Here in the 21st century, investing in companies that retail physical goods and property is old hat. Now we invest in imaginary companies that trade in imaginary goods and services using an imaginary currency — and yet still we complain when the bubble bursts.
Written by Phil Wainewright, Contributor

Did we learn nothing from the dot-com bust? It's just five years after everyone woke up to the absurdity of investing in loss-making petfood retailers promoted by sock-puppets and other wonders of the dot-com bubble. Yet the only advance we seem to have made is that our financial naivety has reached new levels of sophistication. Here in the 21st century, investing in companies that retail physical goods and property is old hat. Now we invest in imaginary companies that trade in imaginary goods and services using an imaginary currency — and yet still we complain when the bubble bursts — or at least the denizens of the Second Life virtual community are complaining.

What did they expect? Did they not realize that a totally imaginary world is even more exposed to calamitous risks than the real world? Entrepreneurs, designers, retailers and property speculators who've built property or acquired assets inside of Second Life shouldn't assume that anything is permanent or sustainable about this early experiment in creating a virtual shared world. Converting US dollars into Linden dollars may not qualify as Internet gambling as defined by Congress, but it's not something you should do with dollars you couldn't afford to lose.

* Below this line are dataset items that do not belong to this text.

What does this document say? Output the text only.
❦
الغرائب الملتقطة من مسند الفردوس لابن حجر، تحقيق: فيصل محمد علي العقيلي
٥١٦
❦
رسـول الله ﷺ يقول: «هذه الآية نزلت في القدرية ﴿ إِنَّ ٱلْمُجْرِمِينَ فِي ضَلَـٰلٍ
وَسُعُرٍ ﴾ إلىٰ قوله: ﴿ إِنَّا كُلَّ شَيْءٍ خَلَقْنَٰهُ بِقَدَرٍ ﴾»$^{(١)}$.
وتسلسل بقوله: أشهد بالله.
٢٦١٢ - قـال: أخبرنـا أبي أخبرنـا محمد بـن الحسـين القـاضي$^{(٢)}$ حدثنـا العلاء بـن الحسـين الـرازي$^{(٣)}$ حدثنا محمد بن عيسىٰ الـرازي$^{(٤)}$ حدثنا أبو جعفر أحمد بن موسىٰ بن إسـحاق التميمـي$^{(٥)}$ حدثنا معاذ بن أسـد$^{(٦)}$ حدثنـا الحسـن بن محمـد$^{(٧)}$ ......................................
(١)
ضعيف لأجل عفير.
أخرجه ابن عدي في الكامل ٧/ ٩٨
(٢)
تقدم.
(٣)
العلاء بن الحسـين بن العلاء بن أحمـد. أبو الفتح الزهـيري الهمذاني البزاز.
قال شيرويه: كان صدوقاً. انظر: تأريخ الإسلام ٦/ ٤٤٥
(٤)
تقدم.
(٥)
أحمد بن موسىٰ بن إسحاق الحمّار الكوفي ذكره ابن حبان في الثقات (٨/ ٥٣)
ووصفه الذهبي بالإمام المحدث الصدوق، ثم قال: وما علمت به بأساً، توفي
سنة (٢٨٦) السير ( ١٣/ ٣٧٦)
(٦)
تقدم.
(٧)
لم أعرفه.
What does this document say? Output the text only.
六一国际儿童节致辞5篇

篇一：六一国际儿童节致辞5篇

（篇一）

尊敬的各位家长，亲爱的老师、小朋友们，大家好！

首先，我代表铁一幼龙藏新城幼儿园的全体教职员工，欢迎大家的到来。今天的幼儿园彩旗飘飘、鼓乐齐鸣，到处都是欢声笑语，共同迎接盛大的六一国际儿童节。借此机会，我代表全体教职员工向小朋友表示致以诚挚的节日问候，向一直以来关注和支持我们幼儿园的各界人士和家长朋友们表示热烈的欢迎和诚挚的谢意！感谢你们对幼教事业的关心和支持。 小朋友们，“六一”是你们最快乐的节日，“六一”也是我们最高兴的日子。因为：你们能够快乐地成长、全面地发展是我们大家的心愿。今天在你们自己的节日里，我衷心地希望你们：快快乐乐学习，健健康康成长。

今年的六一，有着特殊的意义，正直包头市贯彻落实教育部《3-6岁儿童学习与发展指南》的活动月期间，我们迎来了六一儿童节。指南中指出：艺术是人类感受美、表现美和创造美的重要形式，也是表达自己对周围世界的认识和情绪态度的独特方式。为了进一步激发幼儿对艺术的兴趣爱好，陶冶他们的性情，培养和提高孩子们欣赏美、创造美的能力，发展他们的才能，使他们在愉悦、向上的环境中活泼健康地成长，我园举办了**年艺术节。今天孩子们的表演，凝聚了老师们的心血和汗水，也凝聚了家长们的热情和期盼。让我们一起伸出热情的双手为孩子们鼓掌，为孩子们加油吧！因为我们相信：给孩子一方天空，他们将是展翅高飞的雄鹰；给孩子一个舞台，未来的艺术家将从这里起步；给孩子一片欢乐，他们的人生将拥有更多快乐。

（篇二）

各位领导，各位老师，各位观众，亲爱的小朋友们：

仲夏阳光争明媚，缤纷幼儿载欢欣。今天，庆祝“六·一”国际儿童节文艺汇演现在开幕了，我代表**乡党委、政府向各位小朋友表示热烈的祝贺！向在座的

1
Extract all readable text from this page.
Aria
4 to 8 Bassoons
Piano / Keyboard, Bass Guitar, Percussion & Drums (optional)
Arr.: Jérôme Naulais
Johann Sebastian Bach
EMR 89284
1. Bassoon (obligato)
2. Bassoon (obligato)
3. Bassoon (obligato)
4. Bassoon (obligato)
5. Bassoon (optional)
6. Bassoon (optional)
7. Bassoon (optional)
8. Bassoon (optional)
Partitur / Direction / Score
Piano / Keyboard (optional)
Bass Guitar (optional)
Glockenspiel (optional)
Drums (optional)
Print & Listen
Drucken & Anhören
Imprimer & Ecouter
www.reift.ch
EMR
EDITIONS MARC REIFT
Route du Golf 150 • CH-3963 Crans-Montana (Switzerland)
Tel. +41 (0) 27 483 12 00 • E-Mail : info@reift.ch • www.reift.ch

Of course the same can also be said in the real world about a lot of things — buying condo properties off-plan in Florida, for instance. The virtual world of Second Life is merely reflecting the unpredictable nature of life out here in the real world. Setting up in business is risky, the value of any asset can fall as easily as it can rise, and financial stability is as much about fickle confidence as it is about solid fundamentals. Those are realities no one can escape from, not even in the imaginary world of Second Life.